Eine Ärztin bei der Arbeit. 42 Milliarden Euro soll die Digitalisierung im deutschen Gesundheitswesen jährlich einsparen. Was fehlt: eine nachvollziehbare Berechnung. © Christoph Schmidt/dpa

Wie Unternehmensberatungen die Verbetriebswirtschaftlichung der globalen Gesundheit vorantreiben. Die Kolumne „Gastwirtschaft“.

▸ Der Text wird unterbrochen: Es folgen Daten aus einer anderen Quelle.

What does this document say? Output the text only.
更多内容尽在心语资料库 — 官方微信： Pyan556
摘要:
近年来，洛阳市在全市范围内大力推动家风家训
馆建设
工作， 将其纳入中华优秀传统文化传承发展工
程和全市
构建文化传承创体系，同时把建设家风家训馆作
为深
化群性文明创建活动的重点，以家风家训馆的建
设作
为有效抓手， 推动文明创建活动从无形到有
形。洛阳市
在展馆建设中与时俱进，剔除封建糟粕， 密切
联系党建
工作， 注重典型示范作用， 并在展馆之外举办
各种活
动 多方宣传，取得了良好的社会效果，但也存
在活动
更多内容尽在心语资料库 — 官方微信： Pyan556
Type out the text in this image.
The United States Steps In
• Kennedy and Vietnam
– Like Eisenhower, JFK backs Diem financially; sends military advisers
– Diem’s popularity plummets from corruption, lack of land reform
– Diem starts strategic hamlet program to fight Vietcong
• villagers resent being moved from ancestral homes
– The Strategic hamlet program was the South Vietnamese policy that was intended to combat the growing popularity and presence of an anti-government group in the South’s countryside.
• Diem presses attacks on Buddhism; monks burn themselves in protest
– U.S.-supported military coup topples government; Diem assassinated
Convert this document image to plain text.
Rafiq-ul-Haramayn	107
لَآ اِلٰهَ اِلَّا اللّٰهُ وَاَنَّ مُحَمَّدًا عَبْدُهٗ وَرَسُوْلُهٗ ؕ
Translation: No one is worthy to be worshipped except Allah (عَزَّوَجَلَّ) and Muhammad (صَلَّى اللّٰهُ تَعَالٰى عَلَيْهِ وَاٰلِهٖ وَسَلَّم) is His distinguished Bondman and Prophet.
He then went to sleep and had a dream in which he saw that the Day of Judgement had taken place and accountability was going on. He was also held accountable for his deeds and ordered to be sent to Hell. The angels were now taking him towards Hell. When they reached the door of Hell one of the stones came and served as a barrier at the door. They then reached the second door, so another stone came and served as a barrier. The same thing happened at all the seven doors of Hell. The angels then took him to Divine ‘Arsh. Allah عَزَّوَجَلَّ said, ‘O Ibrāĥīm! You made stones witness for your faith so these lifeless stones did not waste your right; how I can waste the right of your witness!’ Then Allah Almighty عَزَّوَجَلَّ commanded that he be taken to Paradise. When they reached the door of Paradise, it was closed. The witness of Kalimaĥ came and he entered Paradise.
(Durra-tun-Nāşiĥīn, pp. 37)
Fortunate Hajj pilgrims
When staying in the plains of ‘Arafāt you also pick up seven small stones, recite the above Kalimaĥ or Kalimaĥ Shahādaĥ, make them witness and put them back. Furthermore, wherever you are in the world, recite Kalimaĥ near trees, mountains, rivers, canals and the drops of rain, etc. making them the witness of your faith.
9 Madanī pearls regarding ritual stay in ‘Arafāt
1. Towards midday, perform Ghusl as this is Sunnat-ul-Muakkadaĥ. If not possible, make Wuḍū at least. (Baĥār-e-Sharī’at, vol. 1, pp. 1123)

Manchmal weiß man schon beim Lesen der Überschrift, was für ein Murks hinter einer Meldung steckt. So auch bei der neusten „Studie“ des Wirtschaftsberatungsunternehmens McKinsey mit Hauptsitz in den USA. Demnach berge die Digitalisierung im deutschen Gesundheitswesen Jahr für Jahr ein Einsparpotenzial von sage und schreibe 42 Milliarden Euro. Das wäre etwa ein Achtel der gesamten Gesundheitsausgaben. Insbesondere die elektronische Patientenakte, Online-Terminvereinbarungen sowie digitale Interaktionen und die Fernüberwachung und -unterstützung von Patient:innen könnten die Versorgungsqualität und -effizienz erhöhen und nicht nur die Behandlung und Patientenbetreuung, sondern auch die Arbeitsbedingungen des Personals verbessern.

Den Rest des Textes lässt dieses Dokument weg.